Un quadro allarmante, in un Paese perdipiù al momento totalmente privo di una qualsiasi autorità di governo, nel quale non può che giungere come benvenuta la decisione del presidente americano Barack Obama di inviare fino a novemila militari sull'isola. Pur se corredati dalla dovuta e «pelosa» precisazione del portavoce della Casa Bianca, Robert Gibbs, che «è il governo haitiano ad avere il controllo di Haiti».
Che in città, intanto, comincino già a esserci i primi preoccupanti disordini, lo ha reso noto l'ambasciatore di Haiti presso la Sante Sede, Carl Henri Guiteau: «Ci sono state reazioni da parte della popolazione che si è sentita abbandonata ed è senza cibo e senza acqua potabile», ha detto il diplomatico.

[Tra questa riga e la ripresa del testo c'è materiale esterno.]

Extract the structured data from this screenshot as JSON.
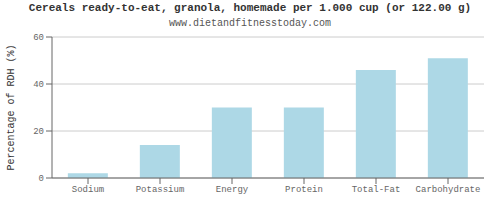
{
  "chart_data": {
    "type": "bar",
    "title": "Cereals ready-to-eat, granola, homemade per 1.000 cup (or 122.00 g)",
    "subtitle": "www.dietandfitnesstoday.com",
    "categories": [
      "Sodium",
      "Potassium",
      "Energy",
      "Protein",
      "Total-Fat",
      "Carbohydrate"
    ],
    "values": [
      2,
      14,
      30,
      30,
      46,
      51
    ],
    "color": "#add8e6",
    "ylabel": "Percentage of RDH (%)",
    "ylim": [
      0,
      60
    ],
    "yticks": [
      0,
      20,
      40,
      60
    ],
    "grid": true
  }
}
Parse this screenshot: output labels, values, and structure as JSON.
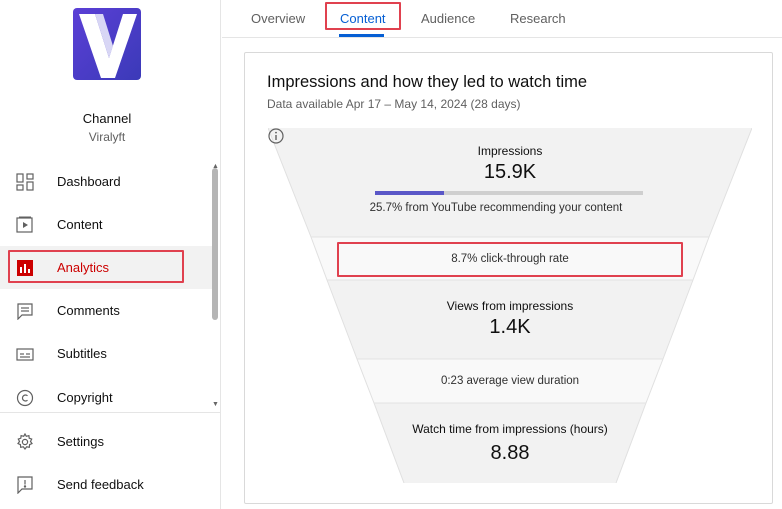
{
  "sidebar": {
    "channel_title": "Channel",
    "channel_name": "Viralyft",
    "items": [
      {
        "label": "Dashboard",
        "icon": "dashboard-icon"
      },
      {
        "label": "Content",
        "icon": "content-icon"
      },
      {
        "label": "Analytics",
        "icon": "analytics-icon",
        "active": true
      },
      {
        "label": "Comments",
        "icon": "comments-icon"
      },
      {
        "label": "Subtitles",
        "icon": "subtitles-icon"
      },
      {
        "label": "Copyright",
        "icon": "copyright-icon"
      }
    ],
    "bottom_items": [
      {
        "label": "Settings",
        "icon": "gear-icon"
      },
      {
        "label": "Send feedback",
        "icon": "feedback-icon"
      }
    ]
  },
  "tabs": [
    {
      "label": "Overview"
    },
    {
      "label": "Content",
      "active": true
    },
    {
      "label": "Audience"
    },
    {
      "label": "Research"
    }
  ],
  "card": {
    "title": "Impressions and how they led to watch time",
    "subtitle": "Data available Apr 17 – May 14, 2024 (28 days)"
  },
  "funnel": {
    "impressions_label": "Impressions",
    "impressions_value": "15.9K",
    "recommend_text": "25.7% from YouTube recommending your content",
    "recommend_fraction": 0.257,
    "ctr_text": "8.7% click-through rate",
    "views_label": "Views from impressions",
    "views_value": "1.4K",
    "avg_duration_text": "0:23 average view duration",
    "watch_label": "Watch time from impressions (hours)",
    "watch_value": "8.88"
  },
  "colors": {
    "accent_blue": "#065fd4",
    "active_red": "#cc0000",
    "highlight": "#e0414f",
    "bar_fill": "#5a57c7",
    "logo": "#4a3fc9"
  }
}
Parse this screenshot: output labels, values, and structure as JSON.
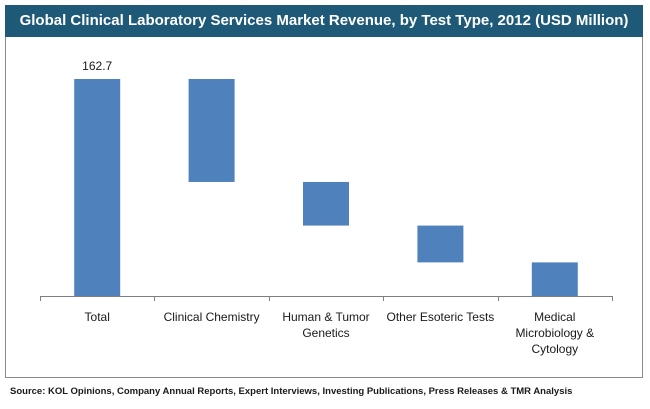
{
  "source": "Source: KOL Opinions, Company Annual Reports, Expert Interviews, Investing Publications, Press Releases & TMR Analysis",
  "colors": {
    "bar": "#4f81bd",
    "title_bg": "#1e5a78",
    "axis": "#7f7f7f"
  },
  "chart_data": {
    "type": "bar",
    "subtype": "waterfall",
    "title": "Global Clinical Laboratory Services Market Revenue, by Test Type, 2012 (USD Million)",
    "categories": [
      "Total",
      "Clinical Chemistry",
      "Human & Tumor Genetics",
      "Other Esoteric Tests",
      "Medical Microbiology & Cytology"
    ],
    "category_label_lines": [
      [
        "Total"
      ],
      [
        "Clinical Chemistry"
      ],
      [
        "Human & Tumor",
        "Genetics"
      ],
      [
        "Other Esoteric Tests"
      ],
      [
        "Medical",
        "Microbiology &",
        "Cytology"
      ]
    ],
    "segments": [
      {
        "category": "Total",
        "start": 0,
        "end": 162.7
      },
      {
        "category": "Clinical Chemistry",
        "start": 85.5,
        "end": 162.7
      },
      {
        "category": "Human & Tumor Genetics",
        "start": 52.8,
        "end": 85.5
      },
      {
        "category": "Other Esoteric Tests",
        "start": 25.2,
        "end": 52.8
      },
      {
        "category": "Medical Microbiology & Cytology",
        "start": 0,
        "end": 25.2
      }
    ],
    "values": [
      162.7,
      77.2,
      32.7,
      27.6,
      25.2
    ],
    "data_labels": [
      {
        "category": "Total",
        "text": "162.7"
      }
    ],
    "ylim": [
      0,
      162.7
    ],
    "grid": false,
    "legend": "none"
  }
}
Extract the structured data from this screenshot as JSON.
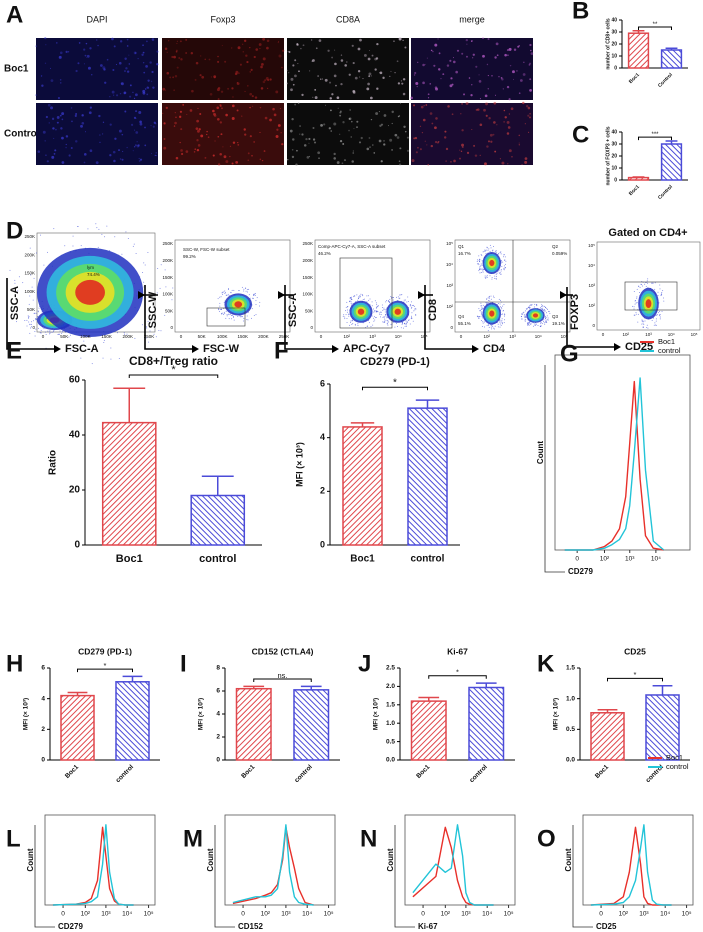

Aggiungendo che «in un simile contesto la violenza non è troppo lontana», specie tenuto conto che «gli aiuti arrivano in maniera discontinua e ci sono enormi problemi di logistica dal momento che l'aeroporto è poco praticabile e i porti non sono agibili». Per non dire delle strade. In alcune arterie della capitale la gente ha iniziato a creare blocchi in segno di protesta. Tirandoli su - questo è peggio dell'inferno! - anche con i cadaveri rimasti abbandonati al sole.